It is Saturday 26th March, the garden is full of Spring bulbs and blossom but, in a curious tradition only we could make up, the clocks go forward an hour tonight and British Summer Time (BST) begins! This means two things, it’s time to plant out Sweet Peas, and time to start propagating the Tradescantias.
By propagating, I really mean dividing or, more accurately, removing a slice from the outer part of the clump. This is the second year of the Collection and I am under an obligation from Plant Heritage to hold not only a main listed plant (an Accession), but also two others of each cultivar. This is known, as in Royal parlance, as an ‘heir and a spare’ (think Princes William & Harry!). It is an insurance policy to ensure the survival of each cultivar by always having a duplicate plant in case one perishes.
In this example, I am going to take a division of Tradescantia (Andersoniana Group) ‘Charlotte’ which is looking very happy, healthy and raring to go. The process I am using leaves 80% of the plant untouched and unharmed, thereby giving it the best possible chance of recovering quickly and growth unchecked.
A small outer section is selected and the hand trowel inserted smartly and vertically, ignoring the loud graunching noise as it cuts through the crown and thick fleshy roots. This can be a little disconcerting and it is only natural to think that irreparable harm is being done but, like other fleshy rooted perennials (Agapanthus, Rudbeckia, Sanguisorba etc.), the plant is programmed to accept the damage as part of life and recovers quickly.
The resulting division is lifted cleanly away from it’s parent and moved to the bench.

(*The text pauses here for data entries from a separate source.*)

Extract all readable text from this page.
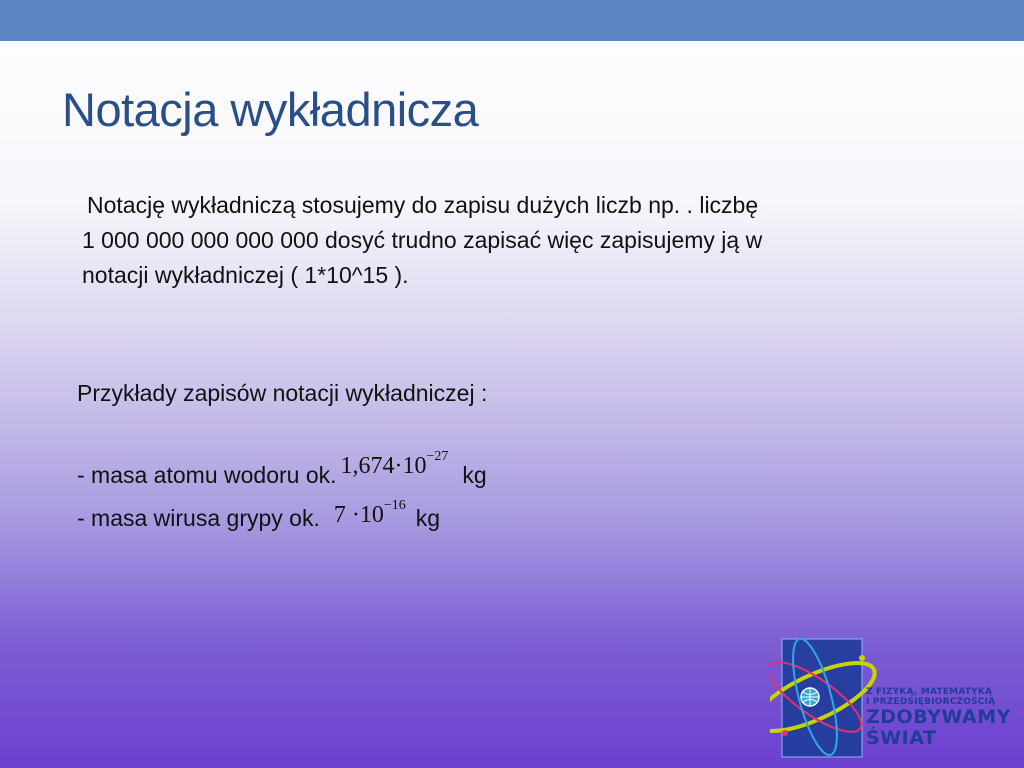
Notacja wykładnicza
Notację wykładniczą stosujemy do zapisu dużych liczb np. . liczbę
1 000 000 000 000 000 dosyć trudno zapisać więc zapisujemy ją w
notacji wykładniczej ( 1*10^15 ).
Przykłady zapisów notacji wykładniczej :
- masa atomu wodoru ok. $1,674\cdot 10^{-27}kg$
- masa wirusa grypy ok. $7 \cdot 10^{-16}$ kg
Z FIZYKĄ, MATEMATYKĄ
I PRZEDSIĘBIORCZOŚCIĄ
ZDOBYWAMY
ŚWIAT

This one small piece could easily be divided into four or even six separate small plants, but I am just looking at two for my purposes. If I was propagating to increase stock for sale, as a nursery would, I would be pairing this division down into as many small individual plants as I could and would probably have taken a much larger division to start with, depending on the size of the clump.
Using an old breadknife, I cut the division into half, slicing clean through the roots and crown of the plant.
The mass of roots can clearly be seen in this picture but, remarkably, the plant will hardly notice and has enough growth material intact to carry on and produce new shoots and possibly even flower this year.
This size of division fits neatly into a 1 litre (12.5cm / 5″) pot with plenty of room for a season’s growth. Obviously, smaller divisions would only require a smaller (9cm / 3″ pot).
I pretty much use Melcourt SylvaGrow, peat free compost for all my propagation which includes seed sowing, cuttings, divisions and potting on. I have tried many, many alternatives but keep going back to Melcourt. I occasionally add a pelleted slow release fertilizer if the subject is likely to put on fast growth and requires additional long term nutrient, and sometimes add 20% John Innes or bagged topsoil if I think more ‘body’ is necessary, but I mainly use it straight out of the bag with excellent results.
I find the blend of fine bark, coir and wood fibre is good at retaining water and nutrients, is consistent and, importantly to me, contains no peat or recycled green waste. There is a similar Melcourt product with added John Innes but I find it more convenient (and less expensive!) to add my own in the ratio I want. There is enough base fertilizer to see the plant through the first 6-8 weeks, after which additional liquid feeds are required.
The compost is perfect for a job like this, clean and easily handled, needs not pressure, just tap the pot on the bench to settle the material around the roots, water, label and finish.
The parent plant is simply backfilled with soil and mulched to fill the gaping hole left by the division but in a week or two, the tremendous growth rate of the plant will completely mask the removal.
I will diarise a photo in 2, 4 and 8 weeks to demonstrate the recovery of the parent and growth of the divisions.